Gerade im M-Modus musst du die Einstellungen für jedes neue Motiv natürlich erneut anpassen, da dein Motiv sonst unter- oder überbelichtet sein könnte. Möchtest du ein Panorama aufnehmen, ist es fast zwingend im M-Modus zu fotografieren, da sich in einem halbautomatischen Modus bei jeder neuen Aufnahme ein Faktor verändern kann und jedes gemachte Bild minimale Unterschiede zum vorhergehenden aufweisen kann, weil die Kamera die frei wählbaren Parameter an deinem gesetzten Parameter anpassen wird. Beim Zusammensetzen in der softwarebasierten Nachbearbeitung der einzelnen Bilder zu einem Panorama, können die Unterschiede dann deutlich in Farb- oder Belichtungsdifferenzen sichtbar werden.

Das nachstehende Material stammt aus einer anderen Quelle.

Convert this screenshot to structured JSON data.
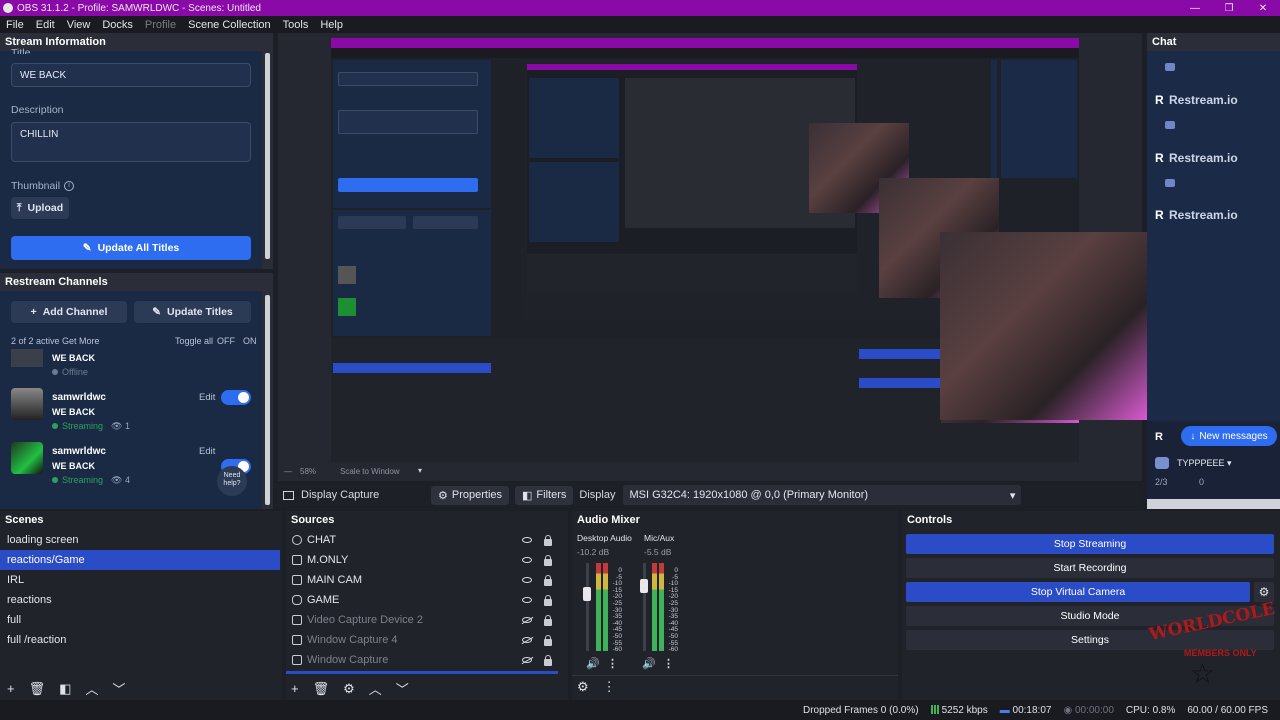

Wie in meinem Blogthema - die Modi - beschrieben,  erhältst du mit dem M-Modus die volle Kontrolle über alle Faktoren mit denen du deine Aufnahme beeinflussen kannst. Gerade in schwierigen Lichtsituationen wie z.B. einem hellen oder dunklen Motiv vor einem sehr hellen Hintergrund oder Aufnahmen mit Blitz, bei Langzeitbelichtungen über 30sek. oder bei Astrofotografien etc., ist es ratsam oder fast ein Muss, den M-Modus zu nutzen. Da deine Kamera in der Regel in den halbautomatischen Modi immer versucht ein ausgewogenes Bild entstehen zu lassen, können Probleme entstehen. Die Kamera wird versuchen die Tonwerte auf ein neutrales grau auszumitteln, was dann dazu führen kann, dass die hellen Bereiche zu hell und dunklere Bereiche zu schwarz aufgenommen werden. 

 

Ein weiterer Wert der in die Belichtung mit einbezogen werden kann, ist die Belichtungskorrektur. Die Korrektur kann einfach über einen Knopf und dem dazu gekoppelten Wählrad eingestellt werden. Halte dazu die Taste [+/-] gedrückt und drehe gleichzeitig am entsprechenden Wählrad. Es lassen sich meist Korrekturen in einem Bereich von minus 5 Lichtwerten (-5LW) und plus 5 Lichtwerten (+5LW)  in 1/3 Schritten einstellen. Beachte aber - in den halbautomatischen Modi (z.B. A und S) wirkt sich eine Änderung an der Belichtungskorrektur immer auf den freien Parameter aus, was heisst, dass die Kamera den freien Parameter, je nach Modus, deiner Änderung anpassen wird. Anders ist dies im M-Modus. Da du in diesem Modus alle Parameter selbst einstellen musst, nimmt die Belichtungskorrektur keinen Einfluss auf einen andern Parameter.

 

Probier die Modi mal aus und verstelle, je nach Modus, Blende, Zeit und nimm Änderungen an der Belichtungskorrektur vor. Mit der Praxis wirst du sehen wie sich die Parameter in Beziehung zum Belichtungsdreieck verhalten.


Damit wäre ich am Ende dieses Thema angelangt. Ich hoffe, dass ich dir interessanten, abwechslungsreichen und lockeren Lesestoff geboten habe und dass du etwas mitnehmen konntest. Bis zum nächsten mal - ich würde mich freuen, dich als Leser hier wieder anzutreffen.